It’s the end of October. Popularly, these last few days are all about Halloween, costumes, candy and jack-o-lanterns. Pull into traditional Christian churches, and the Feasts of All Saints and All Souls will be observed and celebrated. These are days to remember those in our lives who have left this earth. It is a communal response to loss and a communal offering of honor and gratitude for their lives. It is a communion with the dead.
And Christian churches observe these days because they took on as their own very powerful, ancient Pagan observances. There are several examples: Celtic, Roman, Greek Pagan observances are the ones that inform Christian ones. The general pattern is this: that once or twice a year, families gathered around the burial place of the deceased with food, wine and other offerings. They had a family feast there and believed themselves to be entering into communion with the departed. Celtic traditions taught that the veil that normally separated this world from the Otherworld thinned and opened at this time of the year allowing us to commune with the dead and the dead to cross over and commune with us.
These traditions can be turned into scary stories, if we want them to be. They can be turned into fun and frivolity, if we want them to be. They can also be turned into an intimate, deeply personal communion.

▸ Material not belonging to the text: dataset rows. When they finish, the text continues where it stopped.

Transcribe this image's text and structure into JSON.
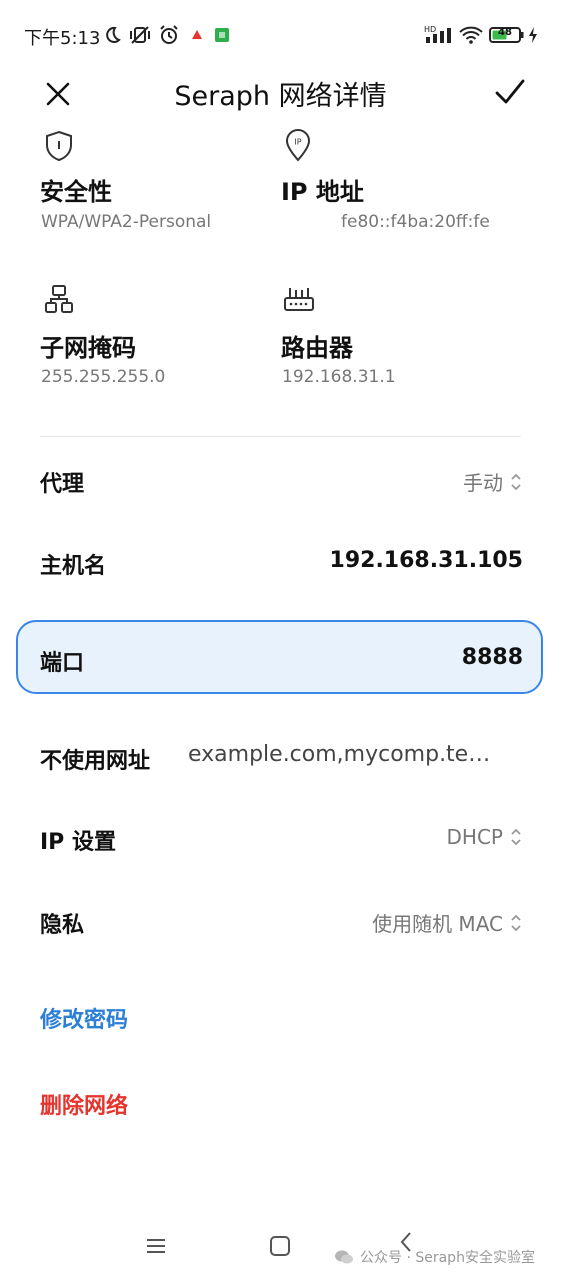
{
  "status_bar": {
    "time": "下午5:13",
    "signal_label": "HD",
    "battery": "48"
  },
  "header": {
    "title": "Seraph 网络详情",
    "close_icon": "close-icon",
    "confirm_icon": "check-icon"
  },
  "info": {
    "security": {
      "label": "安全性",
      "value": "WPA/WPA2-Personal",
      "icon": "shield-icon"
    },
    "ip": {
      "label": "IP 地址",
      "value": "fe80::f4ba:20ff:fe",
      "icon": "ip-pin-icon"
    },
    "subnet": {
      "label": "子网掩码",
      "value": "255.255.255.0",
      "icon": "network-tree-icon"
    },
    "router": {
      "label": "路由器",
      "value": "192.168.31.1",
      "icon": "router-icon"
    }
  },
  "settings": {
    "proxy": {
      "label": "代理",
      "value": "手动"
    },
    "hostname": {
      "label": "主机名",
      "value": "192.168.31.105"
    },
    "port": {
      "label": "端口",
      "value": "8888"
    },
    "bypass": {
      "label": "不使用网址",
      "value": "example.com,mycomp.te…"
    },
    "ip_settings": {
      "label": "IP 设置",
      "value": "DHCP"
    },
    "privacy": {
      "label": "隐私",
      "value": "使用随机 MAC"
    }
  },
  "actions": {
    "modify_password": "修改密码",
    "delete_network": "删除网络"
  },
  "colors": {
    "accent_blue": "#2d7fd6",
    "danger_red": "#e5352f",
    "focus_border": "#3a86e8",
    "focus_fill": "#e8f2fc"
  },
  "watermark": "公众号 · Seraph安全实验室"
}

Loss, if nothing else, is deeply connected to our memory. As October 31, November 1 and November 2 approach, perhaps we can find a quiet space, light a candle and do this. Let us make use of our memory and call on those whom we have lost, whom we long for, whom we cherish and allow them to infuse our memories of their wonder. Let us take space to enjoy time with these memories. Let us be open to their touch, their effect, their presence. And then, after offering them gratitude, bid them farewell until next year and ask for their blessing as we continue to traverse this earthly path. We owe this kind of time to ourselves, and to them.